Isso seria suficiente para compor um grande ano, se não fosse o fato de os gadgets que irrefletidamente usamos estarem sendo empregados para nos espionar. O alerta dado por Edward J. Snowden, o ex-espião “terceirizado” da Agência Nacional de Segurança (NSA, na sigla em inglês) dos Estados Unidos, deixa bem claro que estamos sendo “dissecados” de modo sistemático, em vez de “dissecar” o mundo que nos rodeia. Estamos rodeados e apaixonados por geringonças digitais que nos vigiam e atentam contra nossos direitos e liberdades.

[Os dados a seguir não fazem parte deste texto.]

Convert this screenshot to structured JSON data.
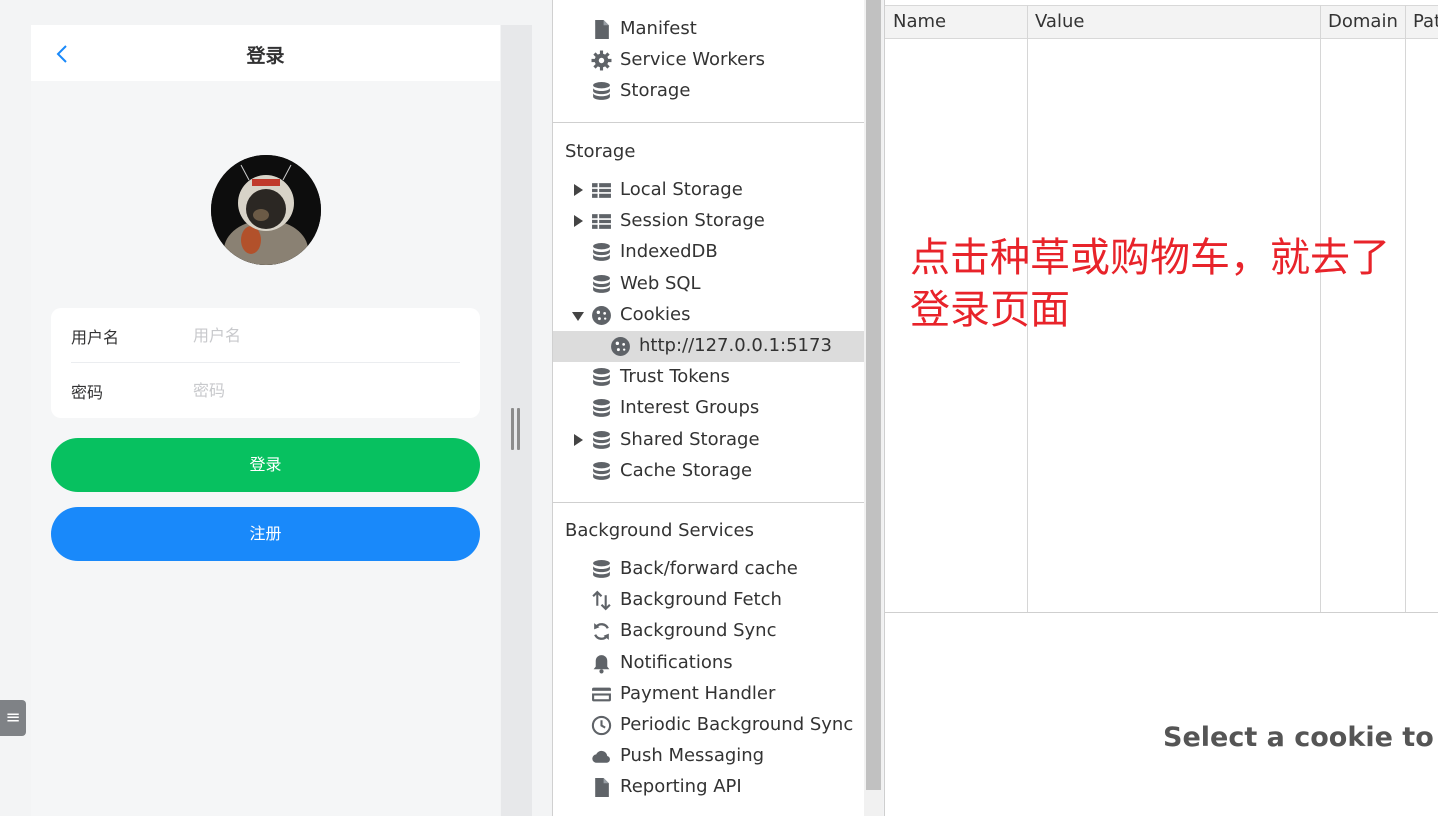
{
  "mobile": {
    "nav_title": "登录",
    "username_label": "用户名",
    "username_placeholder": "用户名",
    "password_label": "密码",
    "password_placeholder": "密码",
    "login_button": "登录",
    "register_button": "注册",
    "side_tab_icon": "≡",
    "colors": {
      "login": "#07c160",
      "register": "#1989fa",
      "back": "#1989fa"
    }
  },
  "sidebar": {
    "app_items": [
      {
        "label": "Manifest",
        "icon": "file-icon"
      },
      {
        "label": "Service Workers",
        "icon": "gear-icon"
      },
      {
        "label": "Storage",
        "icon": "database-icon"
      }
    ],
    "storage_heading": "Storage",
    "storage_items": [
      {
        "label": "Local Storage",
        "icon": "grid-icon",
        "expander": "collapsed"
      },
      {
        "label": "Session Storage",
        "icon": "grid-icon",
        "expander": "collapsed"
      },
      {
        "label": "IndexedDB",
        "icon": "database-icon"
      },
      {
        "label": "Web SQL",
        "icon": "database-icon"
      },
      {
        "label": "Cookies",
        "icon": "cookie-icon",
        "expander": "expanded"
      },
      {
        "label": "http://127.0.0.1:5173",
        "icon": "cookie-icon",
        "selected": true
      },
      {
        "label": "Trust Tokens",
        "icon": "database-icon"
      },
      {
        "label": "Interest Groups",
        "icon": "database-icon"
      },
      {
        "label": "Shared Storage",
        "icon": "database-icon",
        "expander": "collapsed"
      },
      {
        "label": "Cache Storage",
        "icon": "database-icon"
      }
    ],
    "background_heading": "Background Services",
    "background_items": [
      {
        "label": "Back/forward cache",
        "icon": "database-icon"
      },
      {
        "label": "Background Fetch",
        "icon": "up-down-arrows-icon"
      },
      {
        "label": "Background Sync",
        "icon": "sync-icon"
      },
      {
        "label": "Notifications",
        "icon": "bell-icon"
      },
      {
        "label": "Payment Handler",
        "icon": "credit-card-icon"
      },
      {
        "label": "Periodic Background Sync",
        "icon": "clock-icon"
      },
      {
        "label": "Push Messaging",
        "icon": "cloud-icon"
      },
      {
        "label": "Reporting API",
        "icon": "file-icon"
      }
    ]
  },
  "cookie_table": {
    "columns": [
      "Name",
      "Value",
      "Domain",
      "Pat"
    ],
    "annotation": "点击种草或购物车，就去了登录页面",
    "annotation_color": "#e8232a",
    "preview_message": "Select a cookie to pre"
  }
}
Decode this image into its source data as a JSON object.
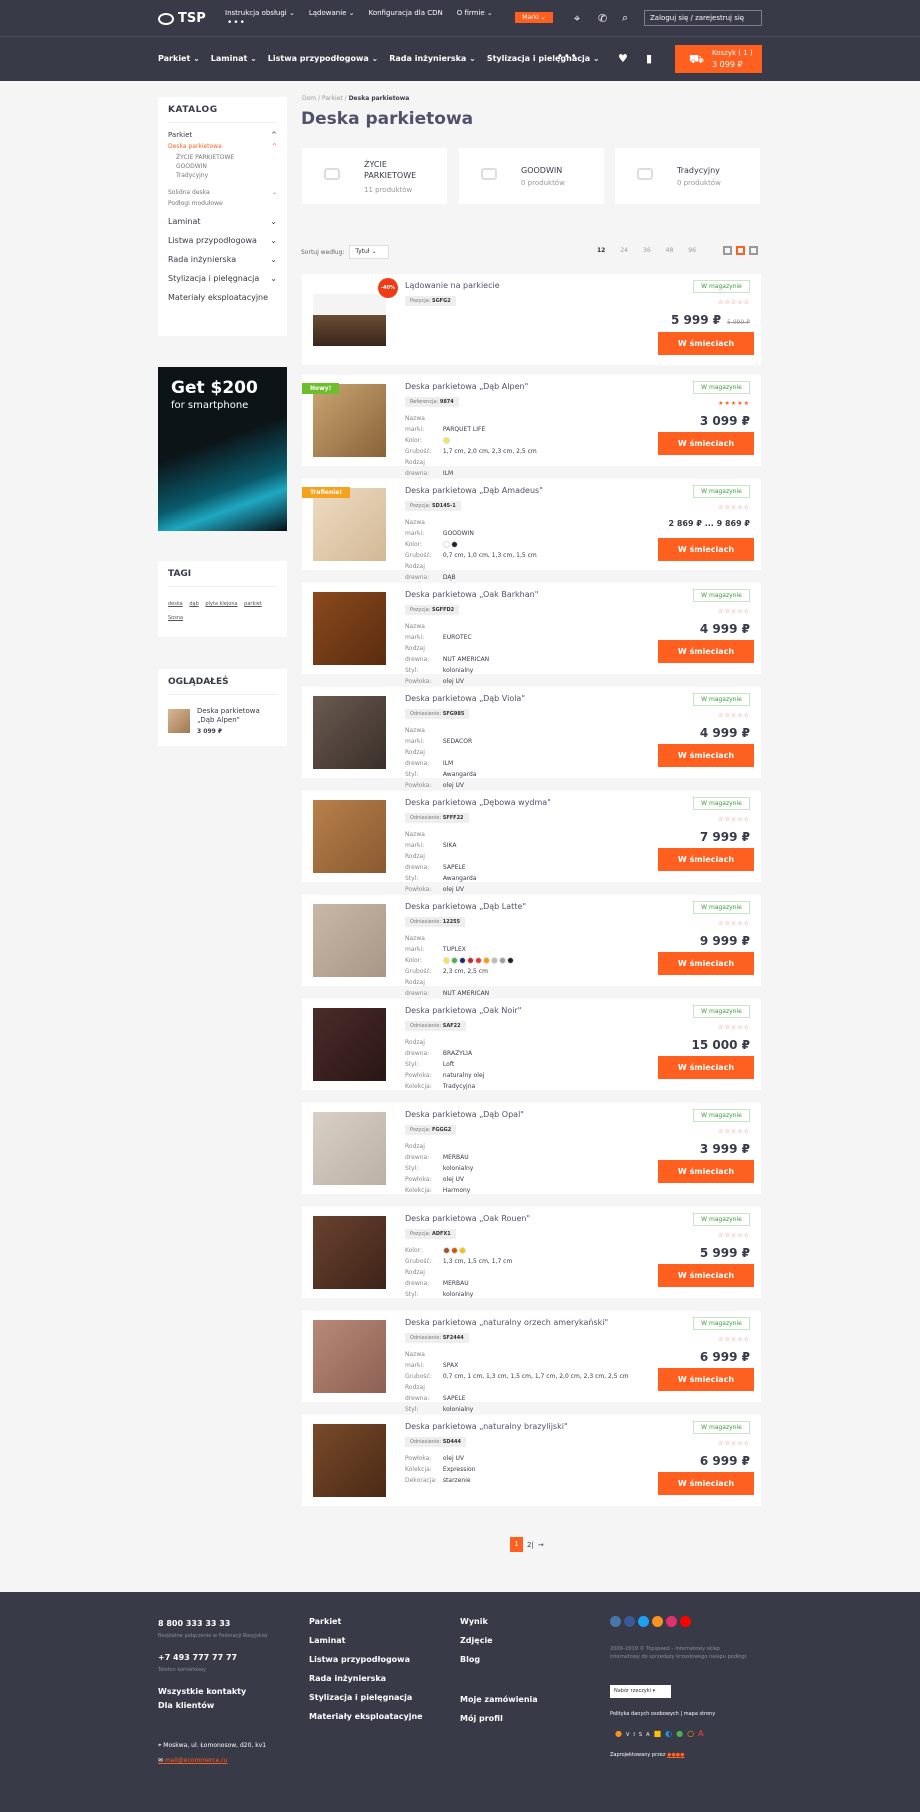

Lanier gostaria de separar os dois fenômenos que ele considera os mais importantes no mundo digital em 2013: o alarme de Snowden sobre a espionagem digital e o lançamento de novos aparelhos digitais idolatrados por legiões de consumidores. Mas isso não é possível dada à íntima e vergonhosa associação entre os dois: assumimos nosso amor por pequenas maravilhas digitais que bisbilhotam nossas vidas para muitas vezes informar remotas organizações que não conhecemos. Colocamos a segurança de nossos dados a serviço dos interesses das grandes corporações digitais sem maiores considerações ou cuidados.
Objetos mágicos
Em 2013, os usuários das tecnologias digitais acabaram numa posição incômoda. Estamos encurralados, de acordo com Lanier, graças ao uso que fazemos da pequena mídia: smartphones e tablets são espiões móveis. Ostablets reforçam as estruturas de poder na sociedade porque, ao contrário dos velhos PCs, “rodam apenas programas e aplicativos aprovados por uma autoridade comercial central”, explicou o cientista. Que disse mais: “Você controla os dados no seu PC, enquanto dados armazenados em tablets são frequentemente controlados por outra pessoa”.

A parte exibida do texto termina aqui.